Ça fait un bail que je cherchais un homme à interviewer, parce qu’au niveau parité dans mon blog, je ne suis pas du tout dans les clous.
Ce n’est pas de la mauvaise volonté, mais dans les bijoux et la création au sens large, je rencontre plus souvent des femmes que des hommes et je le déplore. En amitié, dans le travail, en amour ou en général, personnellement je ne pourrais pas me passer des hommes, n’en déplaise aux warriors du féminisme radical…
Je pourrais vous faire une thèse sur le féminisme que j’ai chevillé au corps depuis mes 3 ans et demi, mais c’est une autre histoire… il n’en reste pas moins que si la science est un domaine essentiellement masculin, la mode, les bijoux et la déco restent des univers où la sensibilité féminine prédomine. Ce qui ne veut pas dire qu’il n’y a pas d’hommes.
Alors quand Sophie Pfeffer de la marque 5 Octobre m’a parlé de Régis Godon et de sa galerie Ailleurs, j’ai sauté sur l’occasion. Un peu de testostérone dans le monde des Précieuses ça peut pas faire de mal ! Et puis les rares hommes que j’ai interviewés dans mon blog sont des figures dans le domaine du bijou et de la joaillerie, de Selim Mouzannar à André Gas en passant par Jean Grisoni et Walid Akkad. Alors je me suis dit qu’un nouveau dans la déco, c’était la pépite à ne pas manquer.
Chez Sophie, j’étais tombée en arrêt devant ses miroirs au piqué vintage, ses céramiques à la patine antique et ses verres aux camaïeux de cobalt à céladon. Sa sélection était parfaite, sans doute parce que tous ces objets mettaient merveilleusement en valeur ses bijoux, le pas était fait. Quand j’ai appelé Régis, il m’a dit qu’il était un peu débordé après un mois de confinement à gérer toutes les commandes sur son site, mais qu’il aurait rangé la galerie pour ma visite, j’étais donc la bienvenue.

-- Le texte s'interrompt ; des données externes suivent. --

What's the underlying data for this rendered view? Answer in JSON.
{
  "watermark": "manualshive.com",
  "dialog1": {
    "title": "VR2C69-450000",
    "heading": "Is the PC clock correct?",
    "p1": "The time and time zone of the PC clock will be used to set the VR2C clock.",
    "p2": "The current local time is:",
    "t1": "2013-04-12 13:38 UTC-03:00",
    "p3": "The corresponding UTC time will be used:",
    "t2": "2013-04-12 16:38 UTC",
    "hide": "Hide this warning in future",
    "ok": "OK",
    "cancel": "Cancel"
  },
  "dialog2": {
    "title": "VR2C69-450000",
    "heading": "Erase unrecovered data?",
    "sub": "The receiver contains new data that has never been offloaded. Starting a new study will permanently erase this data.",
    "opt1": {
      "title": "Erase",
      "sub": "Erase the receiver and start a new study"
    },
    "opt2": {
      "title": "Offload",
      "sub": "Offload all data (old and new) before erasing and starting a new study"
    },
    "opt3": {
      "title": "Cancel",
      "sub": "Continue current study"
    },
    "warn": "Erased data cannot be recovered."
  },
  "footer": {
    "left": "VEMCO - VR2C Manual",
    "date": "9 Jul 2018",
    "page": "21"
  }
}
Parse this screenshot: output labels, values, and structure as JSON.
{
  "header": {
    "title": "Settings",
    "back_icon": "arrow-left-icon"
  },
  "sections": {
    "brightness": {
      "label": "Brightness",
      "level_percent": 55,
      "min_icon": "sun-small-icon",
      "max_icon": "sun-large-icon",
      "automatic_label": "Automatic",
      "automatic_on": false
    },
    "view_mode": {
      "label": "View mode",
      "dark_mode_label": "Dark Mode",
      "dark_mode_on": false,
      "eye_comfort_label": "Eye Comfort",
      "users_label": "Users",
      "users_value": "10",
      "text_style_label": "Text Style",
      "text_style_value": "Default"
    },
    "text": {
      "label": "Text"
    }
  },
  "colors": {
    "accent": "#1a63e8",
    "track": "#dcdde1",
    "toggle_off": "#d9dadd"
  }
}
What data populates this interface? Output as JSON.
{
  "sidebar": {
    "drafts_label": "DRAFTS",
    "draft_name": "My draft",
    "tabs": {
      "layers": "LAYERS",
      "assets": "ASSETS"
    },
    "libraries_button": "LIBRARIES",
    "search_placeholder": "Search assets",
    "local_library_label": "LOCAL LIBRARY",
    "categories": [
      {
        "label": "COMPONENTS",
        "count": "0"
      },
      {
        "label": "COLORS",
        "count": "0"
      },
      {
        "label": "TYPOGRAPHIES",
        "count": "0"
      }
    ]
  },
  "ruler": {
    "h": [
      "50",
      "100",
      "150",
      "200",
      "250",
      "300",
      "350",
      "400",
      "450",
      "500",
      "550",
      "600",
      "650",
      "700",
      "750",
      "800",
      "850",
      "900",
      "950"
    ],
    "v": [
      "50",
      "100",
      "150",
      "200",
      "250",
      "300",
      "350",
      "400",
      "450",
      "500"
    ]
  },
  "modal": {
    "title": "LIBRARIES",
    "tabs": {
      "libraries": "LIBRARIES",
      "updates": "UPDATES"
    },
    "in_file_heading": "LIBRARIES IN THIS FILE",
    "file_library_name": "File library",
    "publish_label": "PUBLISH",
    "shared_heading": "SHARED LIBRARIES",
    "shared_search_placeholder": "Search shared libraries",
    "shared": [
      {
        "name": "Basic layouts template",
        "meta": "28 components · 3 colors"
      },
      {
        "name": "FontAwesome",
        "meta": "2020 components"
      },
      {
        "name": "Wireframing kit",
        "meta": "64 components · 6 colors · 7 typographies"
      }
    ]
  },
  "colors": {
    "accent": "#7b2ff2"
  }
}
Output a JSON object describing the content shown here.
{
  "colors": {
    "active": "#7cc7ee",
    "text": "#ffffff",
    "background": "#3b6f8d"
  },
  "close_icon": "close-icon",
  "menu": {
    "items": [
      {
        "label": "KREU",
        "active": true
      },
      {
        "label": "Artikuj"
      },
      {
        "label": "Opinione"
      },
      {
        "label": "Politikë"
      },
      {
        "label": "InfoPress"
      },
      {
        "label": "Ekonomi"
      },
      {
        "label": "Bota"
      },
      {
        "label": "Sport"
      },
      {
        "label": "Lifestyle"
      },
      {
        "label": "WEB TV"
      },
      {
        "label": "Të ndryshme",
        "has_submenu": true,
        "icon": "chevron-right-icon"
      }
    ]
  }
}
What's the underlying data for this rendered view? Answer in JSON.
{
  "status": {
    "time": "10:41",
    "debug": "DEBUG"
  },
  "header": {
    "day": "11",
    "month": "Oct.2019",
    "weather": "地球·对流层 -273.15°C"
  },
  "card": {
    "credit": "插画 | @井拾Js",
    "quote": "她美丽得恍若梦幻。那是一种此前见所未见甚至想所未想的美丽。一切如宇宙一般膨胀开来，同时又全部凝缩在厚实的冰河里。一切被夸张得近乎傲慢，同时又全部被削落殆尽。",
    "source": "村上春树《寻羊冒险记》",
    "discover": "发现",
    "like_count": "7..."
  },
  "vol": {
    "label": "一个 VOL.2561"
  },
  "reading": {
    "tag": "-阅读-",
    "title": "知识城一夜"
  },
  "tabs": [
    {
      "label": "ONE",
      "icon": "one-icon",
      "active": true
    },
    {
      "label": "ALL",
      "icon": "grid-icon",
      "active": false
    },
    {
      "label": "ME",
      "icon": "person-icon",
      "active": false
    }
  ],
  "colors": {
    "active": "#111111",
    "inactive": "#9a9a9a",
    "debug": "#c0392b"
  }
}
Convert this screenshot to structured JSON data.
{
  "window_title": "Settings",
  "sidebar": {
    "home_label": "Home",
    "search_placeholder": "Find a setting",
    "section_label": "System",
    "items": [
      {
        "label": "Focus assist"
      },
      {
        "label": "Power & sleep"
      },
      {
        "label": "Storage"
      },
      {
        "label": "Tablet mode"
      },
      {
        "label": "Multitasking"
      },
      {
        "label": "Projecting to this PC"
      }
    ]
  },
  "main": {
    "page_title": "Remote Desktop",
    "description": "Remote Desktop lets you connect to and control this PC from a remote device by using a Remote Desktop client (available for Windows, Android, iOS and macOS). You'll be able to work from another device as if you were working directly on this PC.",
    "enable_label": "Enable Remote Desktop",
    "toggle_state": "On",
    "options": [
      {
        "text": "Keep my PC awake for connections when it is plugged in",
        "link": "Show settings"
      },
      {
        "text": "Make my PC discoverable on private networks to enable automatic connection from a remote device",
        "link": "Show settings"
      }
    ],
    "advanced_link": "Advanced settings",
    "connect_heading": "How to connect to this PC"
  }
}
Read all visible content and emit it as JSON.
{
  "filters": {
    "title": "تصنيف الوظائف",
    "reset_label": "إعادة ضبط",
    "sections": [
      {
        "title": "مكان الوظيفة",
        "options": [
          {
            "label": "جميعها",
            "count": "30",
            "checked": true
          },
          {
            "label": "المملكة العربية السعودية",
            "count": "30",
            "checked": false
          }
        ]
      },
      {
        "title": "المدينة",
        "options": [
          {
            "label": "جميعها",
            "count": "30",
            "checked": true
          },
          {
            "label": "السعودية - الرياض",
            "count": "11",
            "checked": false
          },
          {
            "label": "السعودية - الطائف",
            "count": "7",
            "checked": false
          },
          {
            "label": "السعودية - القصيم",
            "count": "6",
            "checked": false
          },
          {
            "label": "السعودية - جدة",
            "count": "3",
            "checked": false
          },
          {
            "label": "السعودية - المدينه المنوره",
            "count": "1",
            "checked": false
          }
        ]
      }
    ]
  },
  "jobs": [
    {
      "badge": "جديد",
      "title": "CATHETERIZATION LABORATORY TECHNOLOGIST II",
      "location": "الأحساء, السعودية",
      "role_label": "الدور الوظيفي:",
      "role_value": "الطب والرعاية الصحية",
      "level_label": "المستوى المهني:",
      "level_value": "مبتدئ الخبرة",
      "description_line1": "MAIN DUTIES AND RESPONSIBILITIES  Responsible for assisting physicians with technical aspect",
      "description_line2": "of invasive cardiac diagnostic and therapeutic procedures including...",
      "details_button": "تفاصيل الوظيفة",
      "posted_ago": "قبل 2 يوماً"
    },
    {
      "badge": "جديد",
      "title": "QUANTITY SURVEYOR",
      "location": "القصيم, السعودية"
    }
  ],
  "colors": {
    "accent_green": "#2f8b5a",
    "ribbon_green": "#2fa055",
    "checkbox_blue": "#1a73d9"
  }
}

Je suis arrivée à la Galerie Ailleurs du 17 de la rue Saint-Nicolas le matin à l’ouverture, parce qu’en ce moment il y a du monde m’avait-il dit. Les gens sont tous sortis de leur tanière après ce deuxième confinement, on sent dans l’air le frétillement de la pulsion d’achat. J’ai moi-même succombé à une boulimie compulsive dès le samedi de la réouverture des boutiques. Peut-on être féministe et féminine, c’est-à-dire en même temps une femme libre et autonome tout en étant coquette et futile ? Un vrai sujet, je vous dis…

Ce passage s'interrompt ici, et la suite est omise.